After all questions have been answered, the FORTRAN90 program created by the driver is compiled, linked to the runtime routines which it calls, and executed. The FORTRAN90 program contains copious documentation and is highly readable (most of the questions asked during the interactive session are repeated in the comments), so the user can make minor changes directly to the program, and does not have to work through another interactive session each time minor modifications to the problem or solution method are desired.
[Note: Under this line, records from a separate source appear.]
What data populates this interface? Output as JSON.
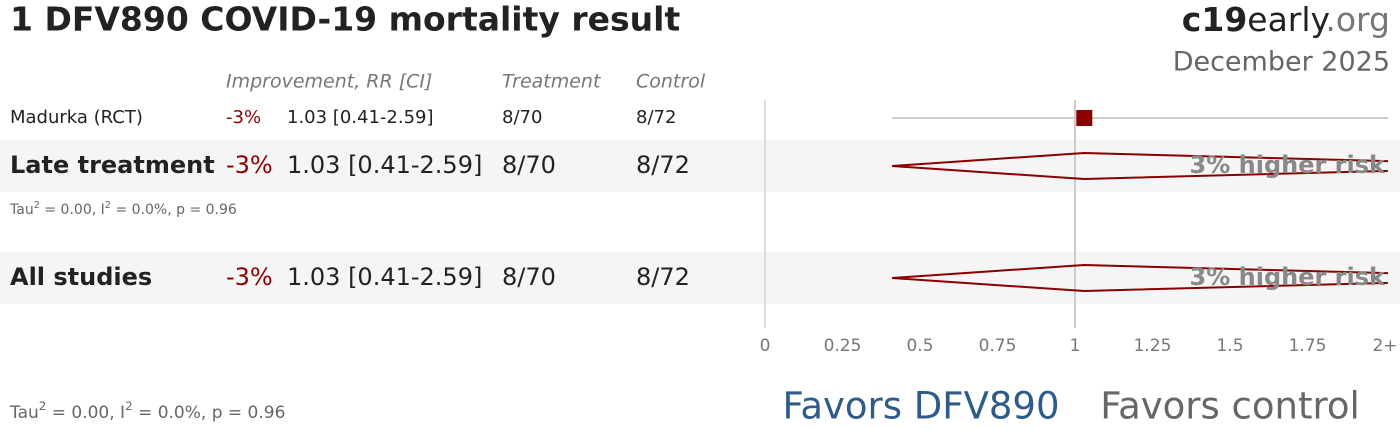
{
  "chart_data": {
    "type": "forest",
    "title": "1 DFV890 COVID-19 mortality result",
    "brand": [
      "c19",
      "early",
      ".org"
    ],
    "date": "December 2025",
    "columns": [
      "Improvement, RR [CI]",
      "Treatment",
      "Control"
    ],
    "rows": [
      {
        "label": "Madurka (RCT)",
        "kind": "study",
        "improvement": "-3%",
        "rr": 1.03,
        "ci": [
          0.41,
          2.59
        ],
        "rr_label": "1.03 [0.41-2.59]",
        "treatment": "8/70",
        "control": "8/72"
      },
      {
        "label": "Late treatment",
        "kind": "summary",
        "improvement": "-3%",
        "rr": 1.03,
        "ci": [
          0.41,
          2.59
        ],
        "rr_label": "1.03 [0.41-2.59]",
        "treatment": "8/70",
        "control": "8/72",
        "annotation": "3% higher risk",
        "heterogeneity": [
          {
            "text": "Tau"
          },
          {
            "text": "2",
            "sup": true
          },
          {
            "text": " = 0.00, I"
          },
          {
            "text": "2",
            "sup": true
          },
          {
            "text": " = 0.0%, p = 0.96"
          }
        ]
      },
      {
        "label": "All studies",
        "kind": "summary",
        "improvement": "-3%",
        "rr": 1.03,
        "ci": [
          0.41,
          2.59
        ],
        "rr_label": "1.03 [0.41-2.59]",
        "treatment": "8/70",
        "control": "8/72",
        "annotation": "3% higher risk"
      }
    ],
    "heterogeneity": [
      {
        "text": "Tau"
      },
      {
        "text": "2",
        "sup": true
      },
      {
        "text": " = 0.00, I"
      },
      {
        "text": "2",
        "sup": true
      },
      {
        "text": " = 0.0%, p = 0.96"
      }
    ],
    "xlim": [
      0,
      2
    ],
    "xticks": [
      0,
      0.25,
      0.5,
      0.75,
      1,
      1.25,
      1.5,
      1.75,
      {
        "value": 2,
        "label": "2+"
      }
    ],
    "favors": [
      "Favors DFV890",
      "Favors control"
    ],
    "color": "#8b0000"
  }
}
There are 15 prepared example problems, and if the user selects one of these, answers will be provided to each interactive question, appropriate to the example. To see what the interactive sessions look like for these problems, click on one of the following examples:

  1. A simply-supported elastic plate equation, with a unit load concentrated at the midpoint of a square.

  2. A non-linear, steady-state PDE, solved in an annulus. The initial triangulation is generated automatically, and adaptive grid refinement is illustrated.

  3. An eigenvalue problem. The region has a curved interface across which material properties vary abruptly, in this example.

  4. The first part of a thermal stress problem. In this part, the temperature distribution in a V-notched block is calculated by solving the time-dependent heat conduction equation, using adaptive time step control.

  5. The second part of a thermal stress problem. In this part, the stresses induced in the V-notched block by thermal expansion are calculated using the temperature distribution output by example 4.

  6. A 1D time-dependent integro-differential equation for a financial math application. In this problem there is a term involving an integral of the solution, which requires that we use PDE2D's feature for interpolating the solution at the last saved time step, for use in the integral term.

  7. A waveguide problem (an eigenvalue problem in which the eigenvalue appears nonlinearly).

  8. The Navier-Stokes equations solved for a fluid flowing around a bend in a pipe.

  9. A 3D elasticity problem, solved in a torus. This example illustrates the use of user-defined coordinate transformations to handle more general 3D regions.

  10. A 3D time-dependent wave equation

  11. A 3D eigenvalue problem: the Schrodinger equation in a hydrogen atom. This example illustrates the use of spherical coordinates and periodic boundary conditions.

  12. A 3D eigenvalue problem, solved in a composite region consisting of two cylinders of different material properties.

  13. The axisymmetric Navier-Stokes equations solved in a non-rectangular channel, using the collocation FEM.

  14. A 1D saturated/unsaturated water flow problem

  15. A 1D version of the Schrodinger eigenvalue equation of example 11.